La réflexion du jour

Privatiser une partie d’Hydro-Québec Distribution pourrait être un moyen de recentrer la société d’État sur sa mission, de l’affranchir de l’ingérence politique, de la rendre plus efficace et de finalement mieux la mettre au service des Québécois. Aucun doute que plusieurs d’entre nous seraient fiers de posséder véritablement une part de cette entreprise.--- Youri Chassin

24 avril, 2015

La bourse du carbone, une taxe déguisée

Autrefois, les pouvoirs politiques s’associaient au pouvoir religieux pour mieux contrôler les populations. Aujourd’hui, ils s’associent au pouvoir écologiste dans le même but. Il existe une multitude de groupes écologistes instrumentalisés pour soutenir les thèses du réchauffement climatique tel que développées par le vatican de l’écologie, le GIEC. Grâce aux subventions gouvernementales et à de nombreuses autres sources de financement plus ou moins transparentes, ces lobbys ont acquis un pouvoir disproportionné, outrageusement amplifié par des médias complaisants.

La semaine dernière, le gouvernement québécois a invité les provinces canadiennes à une grand-messe écologique. À cette occasion, l’Ontario, la plus grande province canadienne, près de 40% de l’économie, a annoncé qu’elle participerait à la bourse du carbone  créée par le Québec et la Californie au début de 2015.

Les gouvernements qui participent à la bourse du carbone imposent aux entreprises une limite maximale d’émission de dioxyde de carbone (CO2). Celles qui excèdent la limite imposée doivent acheter des droits d’émissions, ou plus exactement des droits de polluer, au gouvernement ou à une autre entreprise qui possède un surplus de crédits. La bourse du carbone, une création européenne en voie de s’établir en Amérique du Nord, a pour objectif de faciliter la vente et l’achat des droits de polluer par les entreprises assujetties au régime de plafonnement et d’échange de crédits de carbone.

Quoiqu’en disent les politiciens et les écolos, ce système n’est rien d’autre qu’une taxe déguisée et un permis de polluer.

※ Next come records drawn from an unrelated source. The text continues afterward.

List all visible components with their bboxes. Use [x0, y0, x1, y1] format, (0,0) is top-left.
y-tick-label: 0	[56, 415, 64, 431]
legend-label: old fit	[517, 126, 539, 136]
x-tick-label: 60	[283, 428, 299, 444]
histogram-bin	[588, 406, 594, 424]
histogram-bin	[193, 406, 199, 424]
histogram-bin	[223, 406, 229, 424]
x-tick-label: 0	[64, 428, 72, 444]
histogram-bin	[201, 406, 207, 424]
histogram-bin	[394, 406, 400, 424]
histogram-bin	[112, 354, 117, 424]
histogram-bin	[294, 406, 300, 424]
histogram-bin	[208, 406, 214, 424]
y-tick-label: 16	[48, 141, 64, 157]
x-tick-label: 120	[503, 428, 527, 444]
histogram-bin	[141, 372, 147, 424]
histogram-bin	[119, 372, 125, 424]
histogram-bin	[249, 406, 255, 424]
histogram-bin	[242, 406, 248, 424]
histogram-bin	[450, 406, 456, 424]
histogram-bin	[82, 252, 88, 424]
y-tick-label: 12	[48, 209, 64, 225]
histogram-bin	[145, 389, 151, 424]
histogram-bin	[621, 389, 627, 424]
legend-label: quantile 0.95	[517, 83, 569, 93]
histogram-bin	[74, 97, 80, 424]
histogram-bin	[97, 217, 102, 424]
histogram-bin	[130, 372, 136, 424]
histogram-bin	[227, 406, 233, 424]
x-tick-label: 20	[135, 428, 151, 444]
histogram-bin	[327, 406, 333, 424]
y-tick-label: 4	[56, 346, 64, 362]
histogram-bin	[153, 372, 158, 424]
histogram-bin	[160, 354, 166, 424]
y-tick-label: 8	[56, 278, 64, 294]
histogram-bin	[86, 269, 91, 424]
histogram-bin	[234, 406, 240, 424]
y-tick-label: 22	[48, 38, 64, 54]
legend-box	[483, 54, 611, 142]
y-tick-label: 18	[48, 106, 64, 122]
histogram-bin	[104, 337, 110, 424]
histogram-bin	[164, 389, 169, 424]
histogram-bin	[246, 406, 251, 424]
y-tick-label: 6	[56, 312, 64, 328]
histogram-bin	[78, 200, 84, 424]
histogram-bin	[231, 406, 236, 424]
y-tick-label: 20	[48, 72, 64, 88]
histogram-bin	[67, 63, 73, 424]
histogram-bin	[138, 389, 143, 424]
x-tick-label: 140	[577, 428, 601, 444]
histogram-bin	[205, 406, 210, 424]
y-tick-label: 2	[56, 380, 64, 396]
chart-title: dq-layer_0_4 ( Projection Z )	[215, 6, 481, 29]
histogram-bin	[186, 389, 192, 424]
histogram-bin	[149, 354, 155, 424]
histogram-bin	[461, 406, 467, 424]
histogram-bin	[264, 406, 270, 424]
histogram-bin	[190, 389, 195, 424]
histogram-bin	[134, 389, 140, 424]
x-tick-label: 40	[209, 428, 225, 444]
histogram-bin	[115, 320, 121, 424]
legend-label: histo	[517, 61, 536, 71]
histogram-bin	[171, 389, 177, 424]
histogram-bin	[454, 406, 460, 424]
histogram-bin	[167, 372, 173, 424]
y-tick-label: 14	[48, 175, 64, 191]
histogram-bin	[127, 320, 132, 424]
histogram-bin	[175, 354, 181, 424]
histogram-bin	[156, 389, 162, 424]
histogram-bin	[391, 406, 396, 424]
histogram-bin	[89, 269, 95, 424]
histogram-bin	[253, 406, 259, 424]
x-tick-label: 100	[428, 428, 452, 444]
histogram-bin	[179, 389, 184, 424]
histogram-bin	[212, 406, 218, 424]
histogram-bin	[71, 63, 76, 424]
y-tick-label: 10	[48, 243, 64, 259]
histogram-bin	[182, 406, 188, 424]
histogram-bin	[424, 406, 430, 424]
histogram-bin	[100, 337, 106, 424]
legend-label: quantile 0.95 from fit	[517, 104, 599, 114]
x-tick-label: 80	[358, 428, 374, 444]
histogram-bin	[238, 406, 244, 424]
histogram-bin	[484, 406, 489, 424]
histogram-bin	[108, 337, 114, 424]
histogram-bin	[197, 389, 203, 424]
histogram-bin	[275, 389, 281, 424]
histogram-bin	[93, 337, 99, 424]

C'est le premier janvier 2015 que la bourse du carbone nord-américaine vit le jour. Sous un prétexte populiste, la réduction des émissions de gaz à effet de serre, les gouvernements imposent aux entreprises un régime de plafonnement et d’échange de crédits de carbone qui nuira à l’économie du Canada et plus particulièrement à celle du Québec. À l’intérieur de la zone de l’accord de libre-échange nord-américain, incluant le Canada, les États-Unis et le Mexique, seulement, le Québec, l’Ontario et la Californie adhèrent à la bourse du carbone. Ainsi, la très grande majorité de nos échanges commerciaux se font avec des États et des provinces qui n’adhèrent pas à la bourse du carbone. Dans un contexte de libre marché nord-américain, nos entreprises sont donc grandement désavantagées par rapport à leurs concurrents.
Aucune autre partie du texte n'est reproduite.